Pure copper's melting point is 1,981°F (1,083°C, 1356°K). Its most important properties include superior heat transfer, electrical conductivity and corrosion resistance.

Copper Fact 6

Copper is easily alloyed with other metals. Currently, there are more than 570 copper alloys listed with the American Society for Testing and Materials International. They are identified by numbers preceded by a "C" and are assigned and reviewed by the Copper Development Association for ASTM. More than 350 of them have been acknowledged by the U.S. Environmental Protection Agency as antimicrobial.*

* U.S. EPA registration is based on independent laboratory tests showing that, when cleaned regularly, copper, brass and bronze kill greater than 99.9% of the following bacteria within 2 hours of exposure: Methicillin-resistant Staphylococcus aureus (MRSA), Vancomycin-resistant Enterococcus faecalis (VRE), Staphylococcus aureus, Enterobacter aerogenes, Pseudomonas aeruginosa, and E. coli O157:H7.

Copper Fact 7

Brasses and Bronzes are probably the most well-known families of copper-base alloys. Brasses are mainly copper and zinc.

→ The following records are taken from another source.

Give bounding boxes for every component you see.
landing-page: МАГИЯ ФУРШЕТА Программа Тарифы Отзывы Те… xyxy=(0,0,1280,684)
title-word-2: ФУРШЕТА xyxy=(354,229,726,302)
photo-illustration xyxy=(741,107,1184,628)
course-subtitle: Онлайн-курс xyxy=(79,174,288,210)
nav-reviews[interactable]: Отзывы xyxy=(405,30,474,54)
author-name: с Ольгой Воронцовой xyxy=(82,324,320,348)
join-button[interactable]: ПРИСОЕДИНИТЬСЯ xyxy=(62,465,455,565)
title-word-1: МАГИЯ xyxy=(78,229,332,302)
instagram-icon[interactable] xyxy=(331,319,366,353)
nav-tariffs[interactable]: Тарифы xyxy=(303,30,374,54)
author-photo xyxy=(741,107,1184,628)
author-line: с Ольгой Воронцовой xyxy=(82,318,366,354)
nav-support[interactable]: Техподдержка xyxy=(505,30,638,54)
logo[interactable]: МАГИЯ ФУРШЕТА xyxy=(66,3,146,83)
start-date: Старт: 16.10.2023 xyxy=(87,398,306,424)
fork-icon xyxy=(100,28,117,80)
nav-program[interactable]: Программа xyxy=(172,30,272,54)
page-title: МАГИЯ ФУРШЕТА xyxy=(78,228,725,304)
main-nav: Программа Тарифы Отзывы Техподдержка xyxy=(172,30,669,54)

Bronzes are mainly copper along with alloying elements such as tin, aluminum, silicon or beryllium.

Copper Fact 8

A leaded yellow brass, C36000, also known as Copper Alloy 360 is so easy to machine, it is the benchmark standard for metals machinability.

Copper Fact 9

Because of its ease of manufacture, machining and corrosion resistance, brass became the standard alloy from which were made all accurate instruments such as clocks, watches and navigational aids. Rust-free brass pins used in wool making were an early and a very important product, as was the manufacture of gold-colored decorative products.

Copper Fact 10

Bronze is harder than pure iron and far more resistant to corrosion. Bronze is also harder than pure copper, so the Egyptians used it for weapons, armor, tools and, most famously, sculptures. It is particularly well suited for sculpture because it expands when heated (filling the nooks and crannies of a mold), then contracts as it cools so the sculpture is easy to remove from the mold.

Copper Fact 11

Bell metal, which sounds so beautiful when struck, is a bronze containing about 20-25 percent tin. Statuary bronze is technically a brass with a tin content of less than 10 percent and an admixture of zinc and lead.

Copper Fact 12

Other copper alloy families include copper-nickels and copper-nickel-zincs, often referred to as nickel silvers, along with many other specialty alloys.